Technical Model

The technical model is a multilayered model that uses a variety of technical analysis tools and disciplines.  I've found out over the years that no technical analysis approach is infallible, thus the multilayered approach.  Many years ago, a mentor told me that trading stocks is like prosecuting a case;  You're unlikely to win with just one piece of circumstantial evidence.  Hence, my technical approach relies on extracting meaningful evidence from multiple sources or repositories for the purpose of bolstering my analysis (my 'case').  The more evidence the better.  Every technical analysis tool and discipline listed below is a repository containing valuable clues.  Extracting this evidence is the art and science. 
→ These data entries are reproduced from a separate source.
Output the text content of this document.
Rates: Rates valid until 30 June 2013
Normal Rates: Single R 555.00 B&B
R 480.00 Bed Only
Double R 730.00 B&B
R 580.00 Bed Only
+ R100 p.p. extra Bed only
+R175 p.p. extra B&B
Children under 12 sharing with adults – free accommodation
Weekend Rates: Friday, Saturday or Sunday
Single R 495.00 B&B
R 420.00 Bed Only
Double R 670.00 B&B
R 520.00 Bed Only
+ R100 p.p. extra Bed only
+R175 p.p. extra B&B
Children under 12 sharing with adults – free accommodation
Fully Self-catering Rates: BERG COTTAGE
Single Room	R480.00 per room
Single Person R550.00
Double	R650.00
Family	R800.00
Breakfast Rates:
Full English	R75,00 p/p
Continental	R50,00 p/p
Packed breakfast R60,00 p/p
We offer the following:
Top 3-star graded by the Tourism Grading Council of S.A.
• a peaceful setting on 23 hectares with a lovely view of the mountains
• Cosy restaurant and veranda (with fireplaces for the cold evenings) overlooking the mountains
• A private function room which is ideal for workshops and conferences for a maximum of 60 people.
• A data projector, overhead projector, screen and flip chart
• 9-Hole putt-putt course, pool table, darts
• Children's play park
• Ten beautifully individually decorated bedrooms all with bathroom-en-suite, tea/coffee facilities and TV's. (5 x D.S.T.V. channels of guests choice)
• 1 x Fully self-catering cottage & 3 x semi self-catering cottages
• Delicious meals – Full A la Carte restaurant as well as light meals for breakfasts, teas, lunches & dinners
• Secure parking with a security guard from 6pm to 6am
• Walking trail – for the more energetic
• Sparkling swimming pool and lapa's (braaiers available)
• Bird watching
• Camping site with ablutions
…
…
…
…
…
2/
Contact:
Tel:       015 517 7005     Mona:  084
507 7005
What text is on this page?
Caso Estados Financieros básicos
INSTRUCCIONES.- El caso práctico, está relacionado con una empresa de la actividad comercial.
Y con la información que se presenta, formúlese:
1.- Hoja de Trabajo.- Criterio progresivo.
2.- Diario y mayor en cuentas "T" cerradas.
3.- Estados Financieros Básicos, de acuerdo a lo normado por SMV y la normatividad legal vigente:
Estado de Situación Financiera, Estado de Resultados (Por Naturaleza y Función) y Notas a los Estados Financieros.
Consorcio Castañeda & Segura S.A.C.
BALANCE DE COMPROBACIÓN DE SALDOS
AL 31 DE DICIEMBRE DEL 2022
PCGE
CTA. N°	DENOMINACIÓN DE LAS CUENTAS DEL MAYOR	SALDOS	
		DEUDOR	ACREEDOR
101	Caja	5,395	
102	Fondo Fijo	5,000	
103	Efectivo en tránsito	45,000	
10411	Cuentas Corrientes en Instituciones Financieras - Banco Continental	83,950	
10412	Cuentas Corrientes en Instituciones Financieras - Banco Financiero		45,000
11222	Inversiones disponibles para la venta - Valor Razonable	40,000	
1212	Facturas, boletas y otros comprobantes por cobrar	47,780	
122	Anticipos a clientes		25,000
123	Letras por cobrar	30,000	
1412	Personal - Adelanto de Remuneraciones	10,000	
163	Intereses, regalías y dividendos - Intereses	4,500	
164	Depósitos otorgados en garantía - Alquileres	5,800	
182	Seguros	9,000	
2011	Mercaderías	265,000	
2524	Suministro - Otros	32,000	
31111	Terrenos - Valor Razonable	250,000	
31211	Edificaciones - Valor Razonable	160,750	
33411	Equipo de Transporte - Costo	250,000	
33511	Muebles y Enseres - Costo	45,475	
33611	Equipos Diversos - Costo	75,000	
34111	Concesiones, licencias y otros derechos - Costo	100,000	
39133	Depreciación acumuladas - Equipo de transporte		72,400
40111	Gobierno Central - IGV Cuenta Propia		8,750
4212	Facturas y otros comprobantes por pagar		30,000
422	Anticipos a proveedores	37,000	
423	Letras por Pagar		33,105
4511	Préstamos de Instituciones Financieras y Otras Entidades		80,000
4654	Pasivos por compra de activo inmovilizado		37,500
Many chart technicians suffer from what's known as the law of the instrument, otherwise known as the law of the hammer, Maslow 's hammer (or gavel), or the golden hammer.  It's a cognitive bias that involves an over-reliance on a single tool.  "If you have a hammer, everything looks like a nail."  Hence, it's practically impossible to analyze a stock or index objectively with just one tool no matter how simple or complex this tool happens to be.  Elliott Wave Theory practitioners fail just as often as trend line technicians, or chart and candlestick pattern proponents, etc.

The technical model is never used in a vacuum, or to make BUY and SELL decisions.  It's part of a holistic decision-making framework dubbed the TriModel Framework.  Learn more about it by visiting the TriModel Framework page.

 Auction market theory.

 Pattern identification (classic chart and candlestick patterns, Elliott Wave, Fibonacci harmonic patterns).

 Trend, cycle, momentum, and volume analysis.

 Exhaustion analysis (Tom DeMark Sequential and Combo indicators).

 Volatility analysis.

 Intermarket analysis.

 Stocks vs. bonds analysis.

 Breadth analysis.

 Options market analysis (put/call ratio, order flow).